At the time, brute-forcing DES was not considered an option
by most people.

at the time they were introduced it definantly was not an issue, nowdays it can be done, but is not trivial to do. my comment was in part a request for confirmation that the vunerability that was discovered with that type of token still required a couple brute force attacks against DES.

these tokens take a 6-8 digit challange, encrypt it with DES, and the user types in an 8 digit response (either 8 digits of decimal or 8 digits of hex)

in the old days the argument was that even if the attacker harvests challange-response pairs the fact that at most 32 bits of the 64 bit response is available would mean that the number of potential keys that could convert that challange to that response was too large to be searchable in a practical time.
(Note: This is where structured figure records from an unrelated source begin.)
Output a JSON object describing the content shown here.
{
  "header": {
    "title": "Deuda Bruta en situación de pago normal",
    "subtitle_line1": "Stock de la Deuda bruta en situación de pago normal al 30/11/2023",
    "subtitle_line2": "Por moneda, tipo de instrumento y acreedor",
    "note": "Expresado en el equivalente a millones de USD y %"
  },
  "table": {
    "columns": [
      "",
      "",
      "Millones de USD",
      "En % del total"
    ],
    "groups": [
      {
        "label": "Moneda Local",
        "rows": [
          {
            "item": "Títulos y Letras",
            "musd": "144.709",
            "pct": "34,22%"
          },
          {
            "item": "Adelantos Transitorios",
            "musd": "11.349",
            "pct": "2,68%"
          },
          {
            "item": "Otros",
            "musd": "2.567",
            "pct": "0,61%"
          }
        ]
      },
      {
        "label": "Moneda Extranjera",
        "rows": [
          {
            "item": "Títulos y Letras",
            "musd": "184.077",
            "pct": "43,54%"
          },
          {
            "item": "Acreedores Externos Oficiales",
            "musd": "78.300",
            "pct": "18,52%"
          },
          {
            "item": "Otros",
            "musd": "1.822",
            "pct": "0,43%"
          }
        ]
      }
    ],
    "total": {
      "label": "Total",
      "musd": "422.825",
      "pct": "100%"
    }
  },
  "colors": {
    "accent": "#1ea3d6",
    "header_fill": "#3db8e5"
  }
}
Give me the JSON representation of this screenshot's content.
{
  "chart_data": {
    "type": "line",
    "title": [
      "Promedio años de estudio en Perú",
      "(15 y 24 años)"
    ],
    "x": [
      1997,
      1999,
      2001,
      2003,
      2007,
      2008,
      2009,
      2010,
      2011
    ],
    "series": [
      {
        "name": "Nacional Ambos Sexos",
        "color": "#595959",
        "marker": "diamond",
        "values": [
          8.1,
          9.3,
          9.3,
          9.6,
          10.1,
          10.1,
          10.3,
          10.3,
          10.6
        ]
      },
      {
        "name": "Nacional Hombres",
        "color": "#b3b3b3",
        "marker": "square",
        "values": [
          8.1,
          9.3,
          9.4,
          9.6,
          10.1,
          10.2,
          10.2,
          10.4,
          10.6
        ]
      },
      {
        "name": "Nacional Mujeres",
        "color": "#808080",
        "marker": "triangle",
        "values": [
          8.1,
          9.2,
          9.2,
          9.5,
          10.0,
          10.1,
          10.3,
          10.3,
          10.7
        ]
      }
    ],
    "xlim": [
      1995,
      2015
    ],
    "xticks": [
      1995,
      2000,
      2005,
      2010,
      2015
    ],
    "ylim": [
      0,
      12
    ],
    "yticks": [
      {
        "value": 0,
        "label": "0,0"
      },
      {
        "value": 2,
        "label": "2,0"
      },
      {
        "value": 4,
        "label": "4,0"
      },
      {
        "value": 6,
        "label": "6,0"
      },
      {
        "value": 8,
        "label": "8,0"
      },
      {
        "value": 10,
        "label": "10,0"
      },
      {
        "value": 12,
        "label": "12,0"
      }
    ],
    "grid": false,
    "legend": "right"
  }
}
my understanding of the 'fatal weakness' is that given the increase in the ability to crack DES (what is it now, a $1m cluster can average a day to crack a single message or something like that) and a couple challange-response pairs the attacker could enumerate two sets of possible keys

set 1. every key that could convert the first challange to the first response,

set 2. every key that could convert the second challange to the second response

and then look for every key that is in both sets, and in some cases this would result in a valid key with as few as two challange-response pairs


my comment above was intended to be that if this is the new attack procedure that 'makes these worthless' then I woudl say that it weakened them, but not nessasarily to the point of them being worthless. I wouldn't be as happy trusting them to secure cleartext communication over the Internet (or other area where the risk of the bad guy sniffing thngs is considered high), but if used in an otherwise encrypted session they still have significant value

so the first question is am I properly understanding the vunerability, the second question is how far off base does everyone consider me to be. :-)

personally I have never been happy with the idea of time-based tokens.

while I understand that in theory every machine has the same time, the reality is that ntp configuration gets botched and machines revert to their local clocks which then drift (and the clocks inside the tokens drift as well).

the solution seems to be that as long as the clock is 'close enough' the server will accept it. unfortunantly this 'close enough' now means that it's not a one-time key, but a key that can be used within a (hopefully narrow) window of time.

in a situation where you only have a single authentication server you can try to cope with this by having the server record how far off the token is and only allow a narrow drift from that for the enxt authentication.

however if a token is used infrequently (i.e. emergancy access that's tested once a year) the drift can still be substantial.

also if you need to have multiple authentication servers that aren't synced directly to each other where you want to use the same token (and frankly I would much rather deal with the administrative cost of putting the same token in 5 servers in 5 states then to have each of the users carry around 5 tokens and have to figure out the right one to use for this connection) you have to open up the time window again becouse they may not have used this particular authentication server in quite a while)

Add to this the issue of sending the pin along with the response rather then useing the pin to activate the token and it just makes me less happy with them.

David Lang

-- There are two ways of constructing a software design. One way is to make it so simple that there are obviously no deficiencies. And the other way is to make it so complicated that there are no obvious deficiencies.